New Straits Times
CRAFTY WAY AROUND CENSORSHIP
Press freedom group stores censored articles in virtual library in popular video game
AVIRTUAL library housing censored articles from around the world has been created within the hugely popular video game Minecraft by press freedom group Reporters Without Borders (RSF).
Minecraft, with its signature pixelated graphics, enables players to build entire universes from Lego-like digital blocks, either alone or with others online.
RSF said it had put work by banned, exiled or killed journalists in five countries — Egypt, Mexico, Saudi Arabia, Russia and Vietnam — on an open server, making it available for players to view despite local censorship laws.
“In these countries, where websites, blogs and free press in general are strictly limited, Minecraft is accessible by everyone,” the group said in a press release.
“These articles are available again within Minecraft, hidden from government surveillance technology inside a computer game. The books can be read by everyone on the server, but their content cannot be changed,” it said.

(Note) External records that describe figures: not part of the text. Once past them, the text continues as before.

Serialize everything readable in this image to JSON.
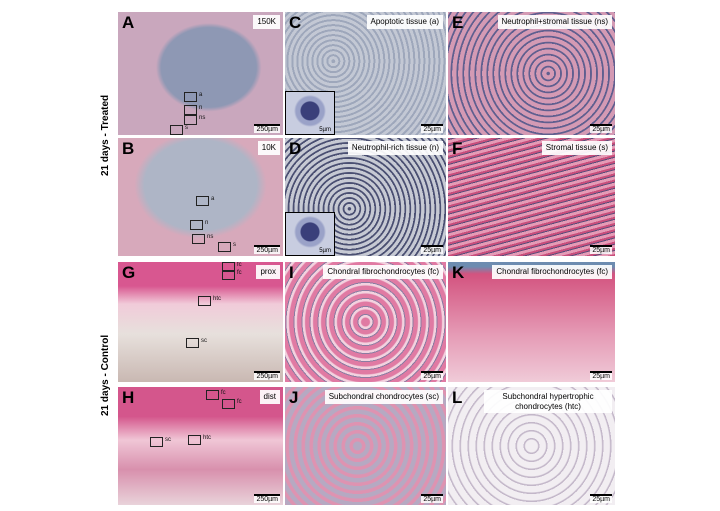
{
  "side_labels": [
    "21 days - Treated",
    "21 days - Control"
  ],
  "panels": [
    {
      "letter": "A",
      "caption": "150K",
      "scale": "250µm",
      "boxes": [
        "a",
        "n",
        "ns",
        "s"
      ]
    },
    {
      "letter": "C",
      "caption": "Apoptotic tissue (a)",
      "scale": "25µm",
      "inset": "5µm"
    },
    {
      "letter": "E",
      "caption": "Neutrophil+stromal tissue (ns)",
      "scale": "25µm"
    },
    {
      "letter": "B",
      "caption": "10K",
      "scale": "250µm",
      "boxes": [
        "a",
        "n",
        "ns",
        "s"
      ]
    },
    {
      "letter": "D",
      "caption": "Neutrophil-rich tissue (n)",
      "scale": "25µm",
      "inset": "5µm"
    },
    {
      "letter": "F",
      "caption": "Stromal tissue (s)",
      "scale": "25µm"
    },
    {
      "letter": "G",
      "caption": "prox",
      "scale": "250µm",
      "boxes": [
        "fc",
        "fc",
        "htc",
        "sc"
      ]
    },
    {
      "letter": "I",
      "caption": "Chondral fibrochondrocytes (fc)",
      "scale": "25µm"
    },
    {
      "letter": "K",
      "caption": "Chondral fibrochondrocytes (fc)",
      "scale": "25µm"
    },
    {
      "letter": "H",
      "caption": "dist",
      "scale": "250µm",
      "boxes": [
        "fc",
        "fc",
        "sc",
        "htc"
      ]
    },
    {
      "letter": "J",
      "caption": "Subchondral chondrocytes (sc)",
      "scale": "25µm"
    },
    {
      "letter": "L",
      "caption": "Subchondral hypertrophic chondrocytes (htc)",
      "scale": "25µm"
    }
  ]
}
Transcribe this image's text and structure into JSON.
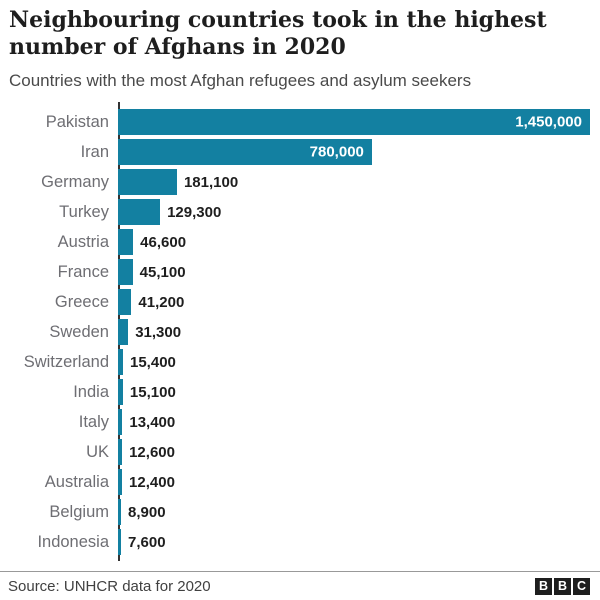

In May last year, Minecraft said 176 million copies of the game have been sold since its launch a decade ago.
The project, announced on Thursday to mark the World Day Against Cyber Censorship, is called the “Uncensored Library” and takes the form of a large neoclassical-style building in the game.
RSF said the library was growing, with more texts being added both in English and their original language.
Available in the game are articles by slain Saudi journalist Jamal Khashoggi and from Egyptian online newspaper Mada
Masr, which has been blocked in the North African country since 2017.